И завернутая в дамасское одеяло Орландо присела перед блюдом.
– Булочки прям огонь, в чита-а-альне, – передразнила Орландо свою экономку-кокни, попивая – ах, как же она ненавидела сей жидкий напиток! – свой чай. Именно в этой комнате, вспомнила она, королева Елизавета стояла, расставив ноги, с кувшином пива в руке, который и швырнула об стол, когда лорд Берли[20] имел неосторожность употребить не ту степень долженствования. «Эх ты, коротышка! – так и слышалось Орландо. – Разве можно говорить «должна» королевской особе?» И кувшин обрушился на стол, оставив неизгладимый след.

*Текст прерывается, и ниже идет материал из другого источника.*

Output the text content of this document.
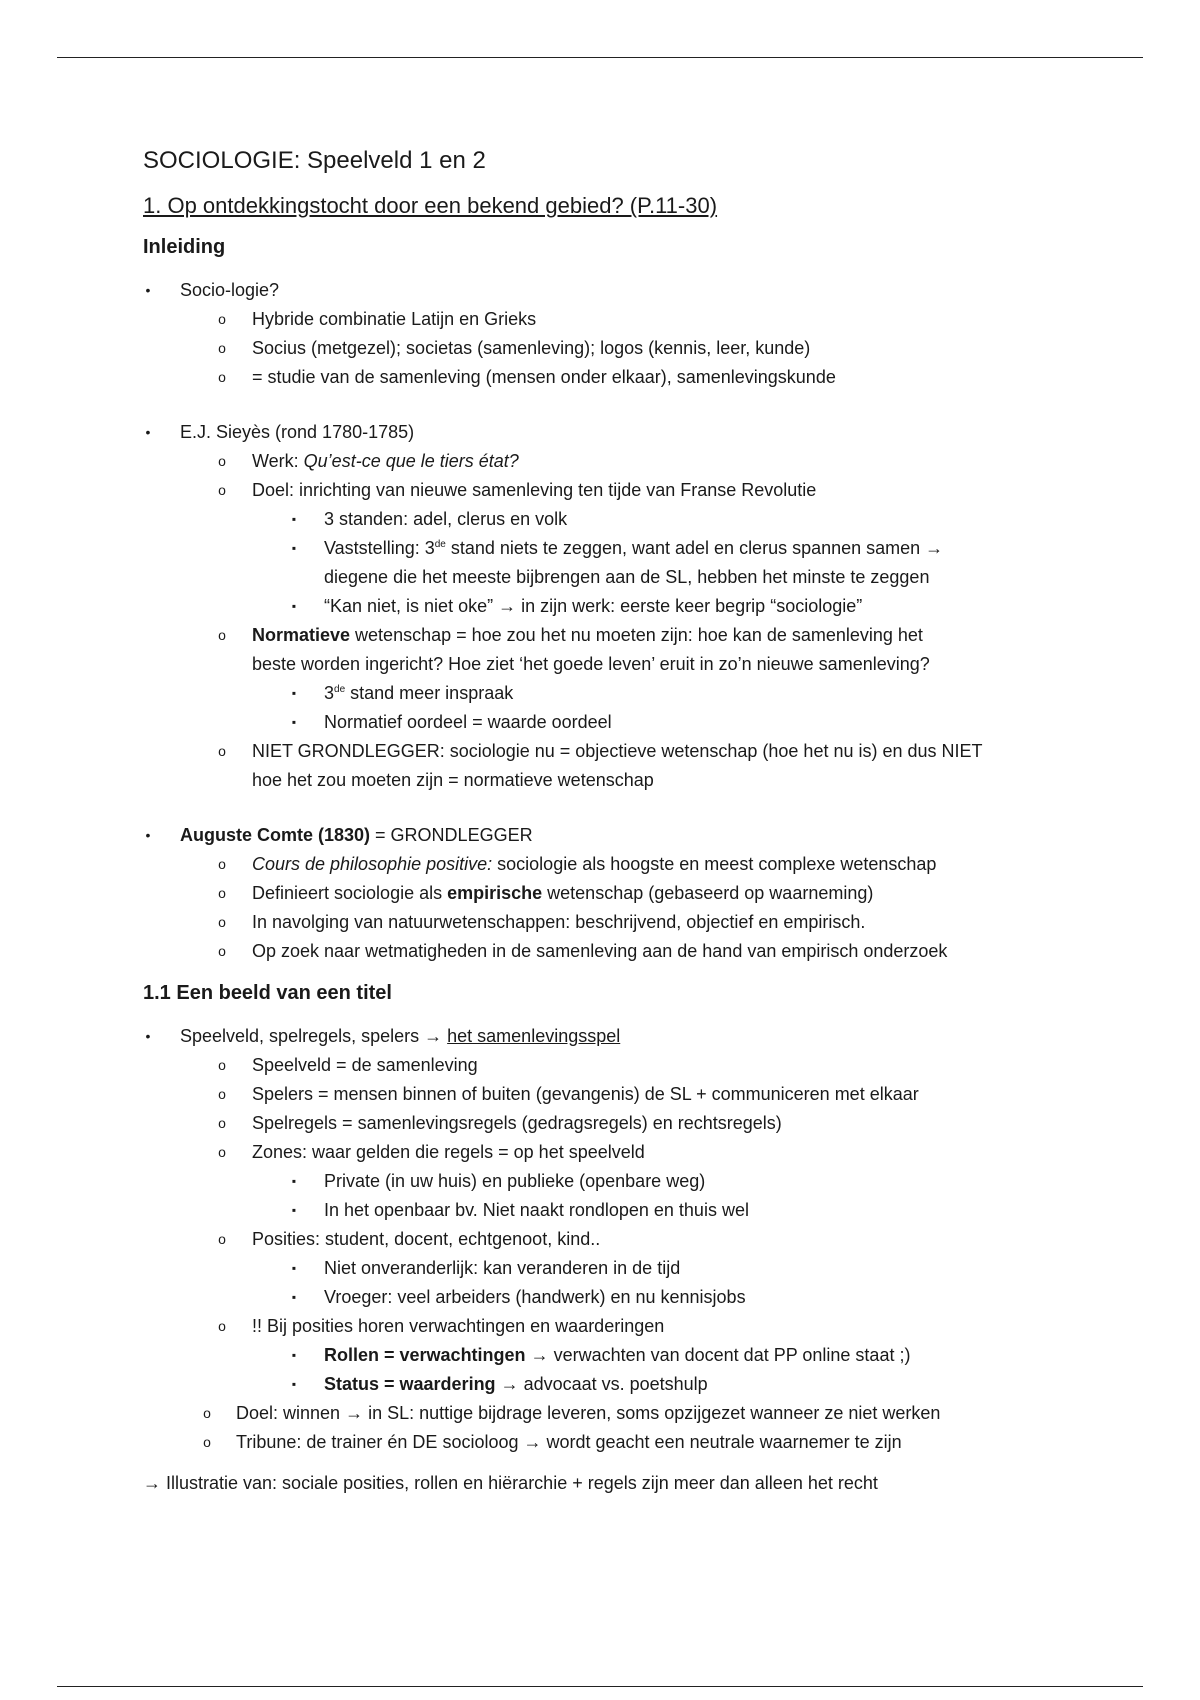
SOCIOLOGIE: Speelveld 1 en 2
1. Op ontdekkingstocht door een bekend gebied? (P.11-30)
Inleiding
• Socio-logie?
o Hybride combinatie Latijn en Grieks
o Socius (metgezel); societas (samenleving); logos (kennis, leer, kunde)
o = studie van de samenleving (mensen onder elkaar), samenlevingskunde
• E.J. Sieyès (rond 1780-1785)
o Werk: Qu’est-ce que le tiers état?
o Doel: inrichting van nieuwe samenleving ten tijde van Franse Revolutie
▪ 3 standen: adel, clerus en volk
▪ Vaststelling: 3de stand niets te zeggen, want adel en clerus spannen samen →
diegene die het meeste bijbrengen aan de SL, hebben het minste te zeggen
▪ “Kan niet, is niet oke” → in zijn werk: eerste keer begrip “sociologie”
o Normatieve wetenschap = hoe zou het nu moeten zijn: hoe kan de samenleving het
beste worden ingericht? Hoe ziet ‘het goede leven’ eruit in zo’n nieuwe samenleving?
▪ 3de stand meer inspraak
▪ Normatief oordeel = waarde oordeel
o NIET GRONDLEGGER: sociologie nu = objectieve wetenschap (hoe het nu is) en dus NIET
hoe het zou moeten zijn = normatieve wetenschap
• Auguste Comte (1830) = GRONDLEGGER
o Cours de philosophie positive: sociologie als hoogste en meest complexe wetenschap
o Definieert sociologie als empirische wetenschap (gebaseerd op waarneming)
o In navolging van natuurwetenschappen: beschrijvend, objectief en empirisch.
o Op zoek naar wetmatigheden in de samenleving aan de hand van empirisch onderzoek
1.1 Een beeld van een titel
• Speelveld, spelregels, spelers → het samenlevingsspel
o Speelveld = de samenleving
o Spelers = mensen binnen of buiten (gevangenis) de SL + communiceren met elkaar
o Spelregels = samenlevingsregels (gedragsregels) en rechtsregels)
o Zones: waar gelden die regels = op het speelveld
▪ Private (in uw huis) en publieke (openbare weg)
▪ In het openbaar bv. Niet naakt rondlopen en thuis wel
o Posities: student, docent, echtgenoot, kind..
▪ Niet onveranderlijk: kan veranderen in de tijd
▪ Vroeger: veel arbeiders (handwerk) en nu kennisjobs
o !! Bij posities horen verwachtingen en waarderingen
▪ Rollen = verwachtingen → verwachten van docent dat PP online staat ;)
▪ Status = waardering → advocaat vs. poetshulp
o Doel: winnen → in SL: nuttige bijdrage leveren, soms opzijgezet wanneer ze niet werken
o Tribune: de trainer én DE socioloog → wordt geacht een neutrale waarnemer te zijn
→ Illustratie van: sociale posities, rollen en hiërarchie + regels zijn meer dan alleen het recht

Орландо порывисто вскочила, как требовала одна мысль о великой королеве, но из-за укутывавшего ее одеяла с проклятием плюхнулась обратно в кресло. Завтра она купит двадцать ярдов или даже поболе черной бумазеи на юбку. А потом (она залилась краской) купит кринолин, затем (она залилась краской) колыбельку, еще кринолин и так далее… Румянец вспыхивал и гас, отражая самое изысканное сочетание скромности и стыда, какое только возможно представить. Щеки Орландо овевал дух времени, то обжигая, то холодя. И если дух времени слегка опережал события, поскольку кринолин предшествовал замужеству, оправданием нашей героини служит то двусмысленное положение, в которое она угодила (даже ее половая принадлежность все еще была под вопросом), и беспорядочный образ жизни, свойственный ей прежде.

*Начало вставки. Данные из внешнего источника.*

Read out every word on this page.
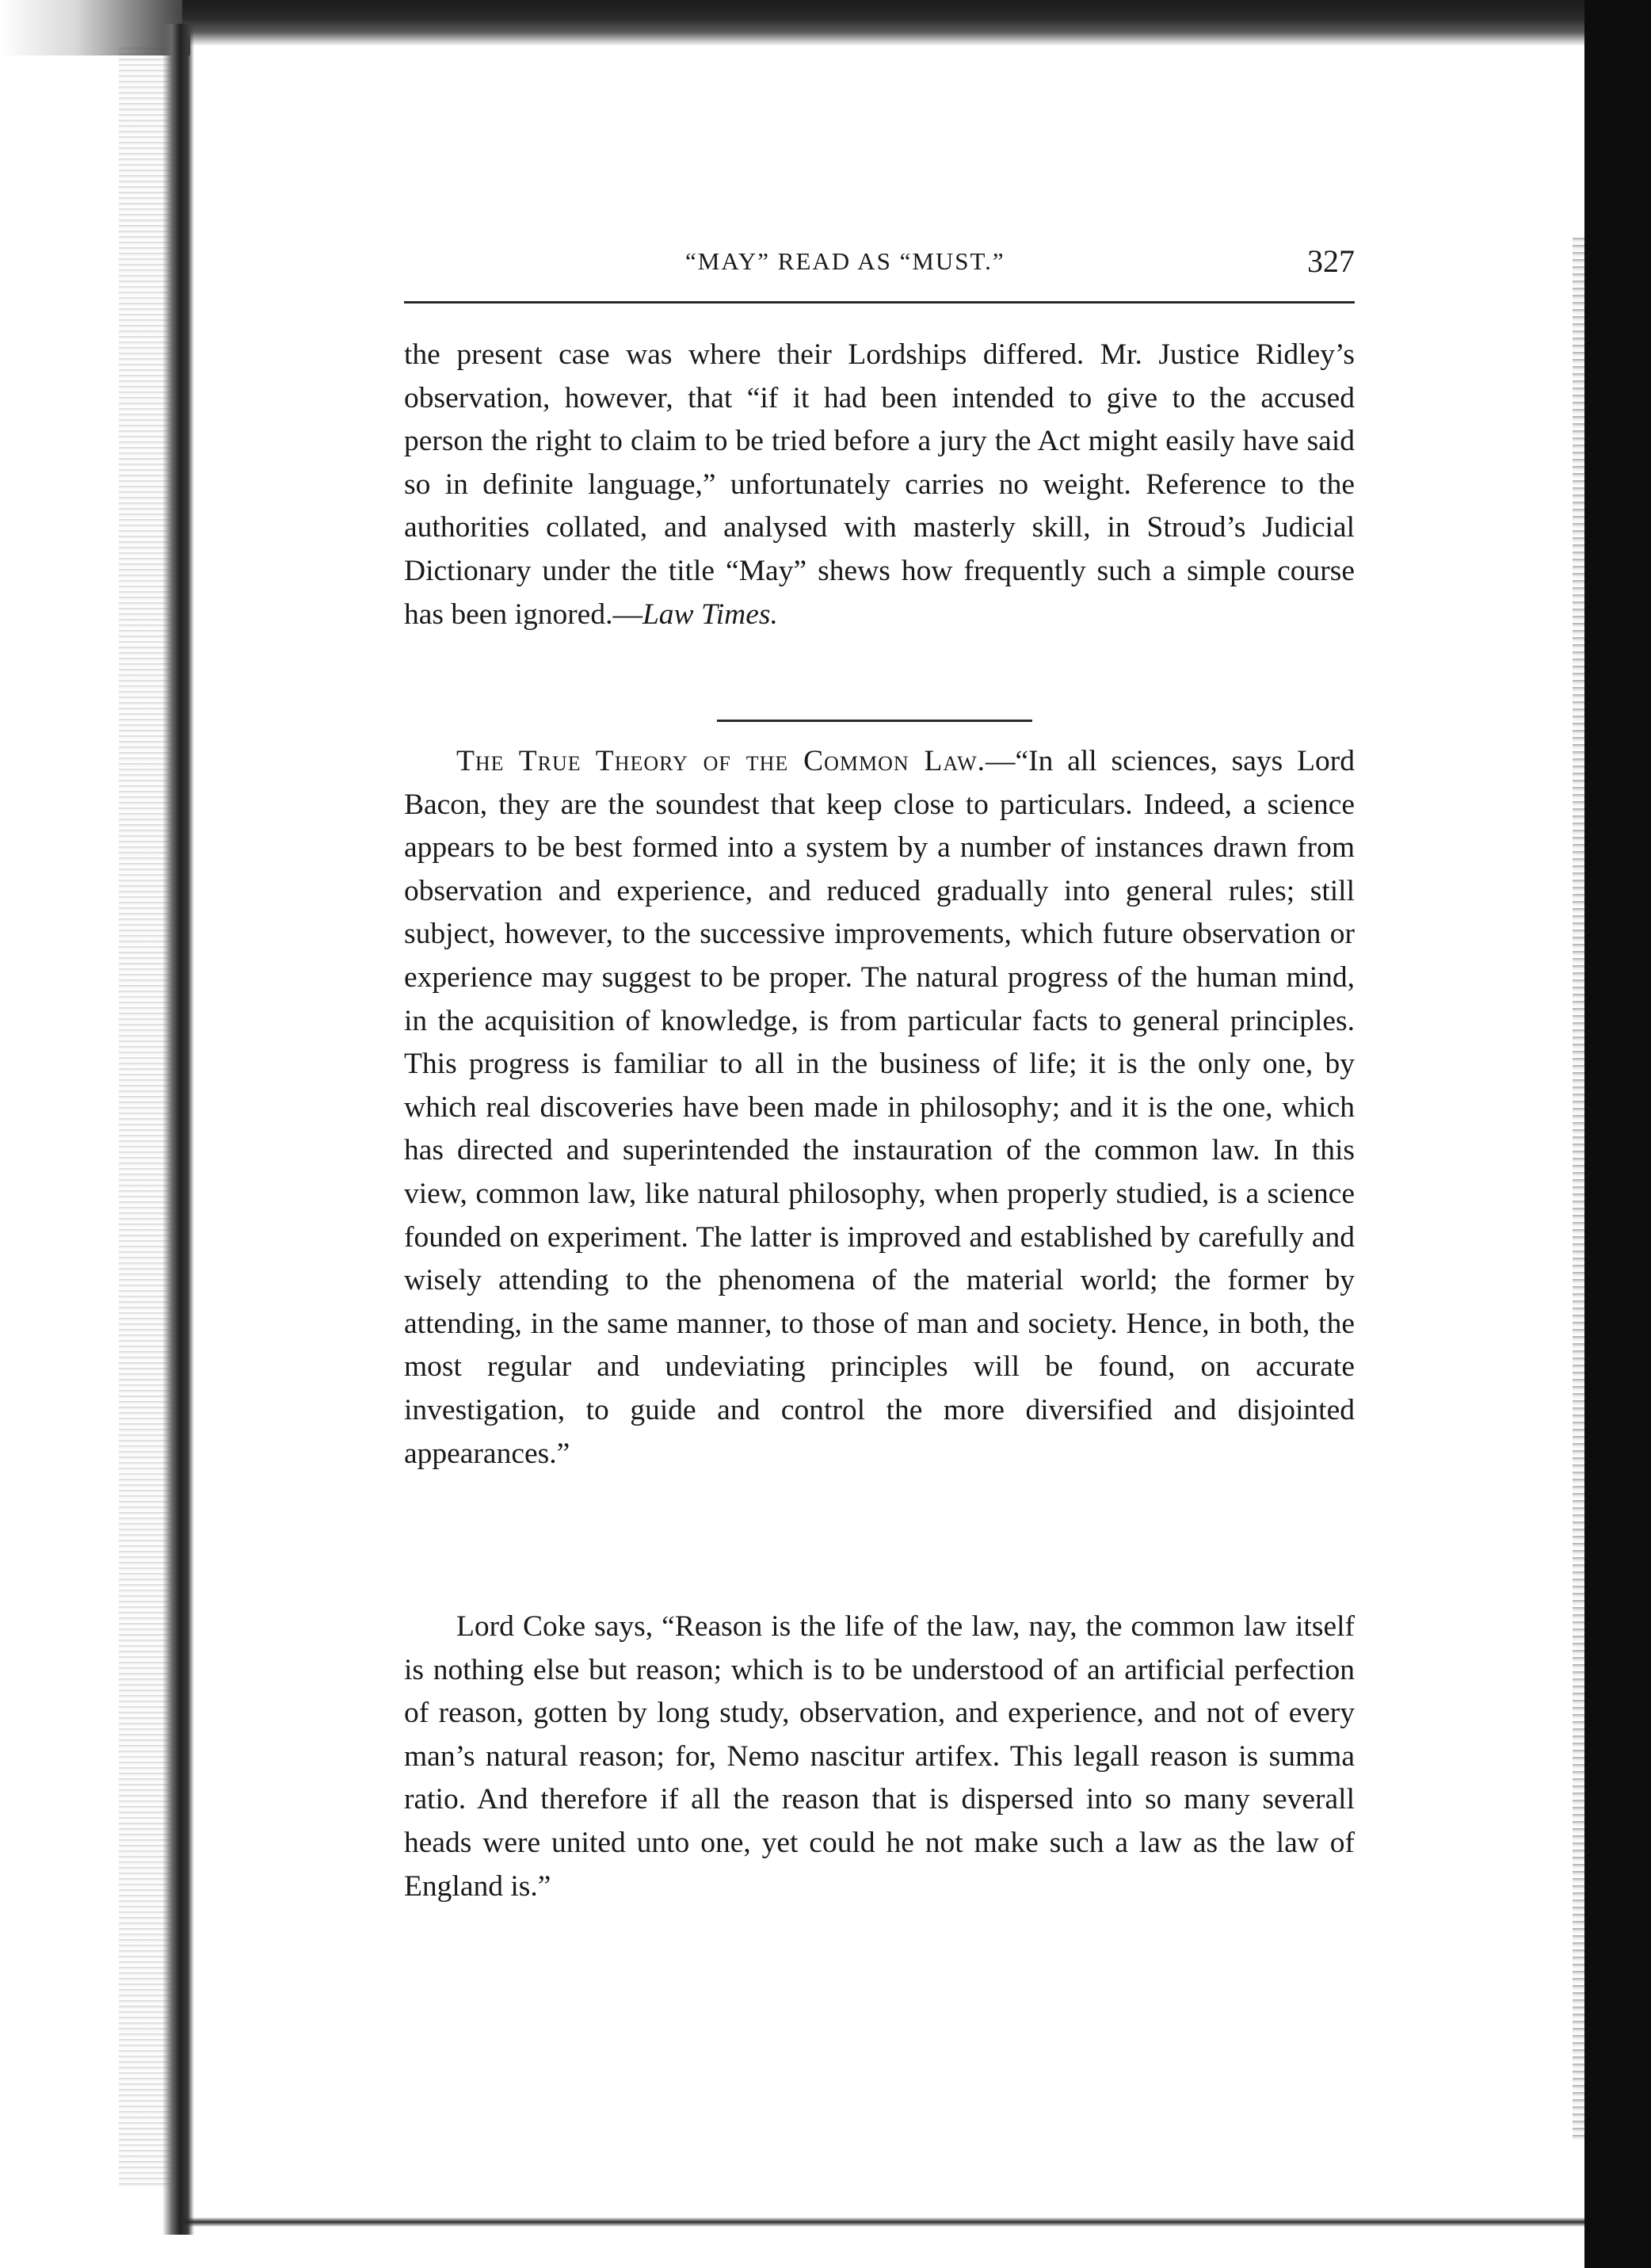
“MAY” READ AS “MUST.”	327
the present case was where their Lordships differed. Mr. Justice Ridley’s observation, however, that “if it had been intended to give to the accused person the right to claim to be tried before a jury the Act might easily have said so in definite language,” unfortunately carries no weight. Reference to the authorities collated, and analysed with masterly skill, in Stroud’s Judicial Dictionary under the title “May” shews how frequently such a simple course has been ignored.—Law Times.
The True Theory of the Common Law.—“In all sciences, says Lord Bacon, they are the soundest that keep close to particulars. Indeed, a science appears to be best formed into a system by a number of instances drawn from observation and experience, and reduced gradually into general rules; still subject, however, to the successive improvements, which future observation or experience may suggest to be proper. The natural progress of the human mind, in the acquisition of knowledge, is from particular facts to general principles. This progress is familiar to all in the business of life; it is the only one, by which real discoveries have been made in philosophy; and it is the one, which has directed and superintended the instauration of the common law. In this view, common law, like natural philosophy, when properly studied, is a science founded on experiment. The latter is improved and established by carefully and wisely attending to the phenomena of the material world; the former by attending, in the same manner, to those of man and society. Hence, in both, the most regular and undeviating principles will be found, on accurate investigation, to guide and control the more diversified and disjointed appearances.”
Lord Coke says, “Reason is the life of the law, nay, the common law itself is nothing else but reason; which is to be understood of an artificial perfection of reason, gotten by long study, observation, and experience, and not of every man’s natural reason; for, Nemo nascitur artifex. This legall reason is summa ratio. And therefore if all the reason that is dispersed into so many severall heads were united unto one, yet could he not make such a law as the law of England is.”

Наконец румянец на щеках выровнялся и дух времени, казалось, ненадолго впал в спячку, если такое вообще возможно. Орландо пошарила за пазухой, словно в поисках медальона или иной реликвии давно минувшей страсти, и вытащила ни много ни мало бумажный свиток, запятнанный морской водой, кровью, путешествиями – рукопись своей поэмы «Дуб». Она носила ее с собой уже столько лет, попадала с ней в такие опасные авантюры, что многие страницы запачкались и порвались, а нехватка писчей бумаги в бытность Орландо у цыган вынудила ее черкать на полях и вымарывать строчки, благодаря чему рукопись теперь напоминала весьма искусную штопку. Она открыла первую страницу и прочла дату: тысяча пятьсот восемьдесят шестой год, написанную мальчишеской рукой. Орландо трудилась над своим опусом почти три сотни лет. Настало время его завершить. Она принялась листать страницы, читать и перескакивать с одного на другое, размышляя, как мало изменилась за все эти годы. Сначала была мрачным отроком, влюбленным в смерть, как и все отроки, потом цветущим и любвеобильным юношей, потом жизнерадостным и насмешливым кавалером, пробовавшим себя и в прозе, и в драматургии. И несмотря на все жизненные перемены, размышляла Орландо, оставалась прежней. Она сохранила задумчивый нрав, любовь к животным и природе, наслаждение сельской местностью и сменой времен года.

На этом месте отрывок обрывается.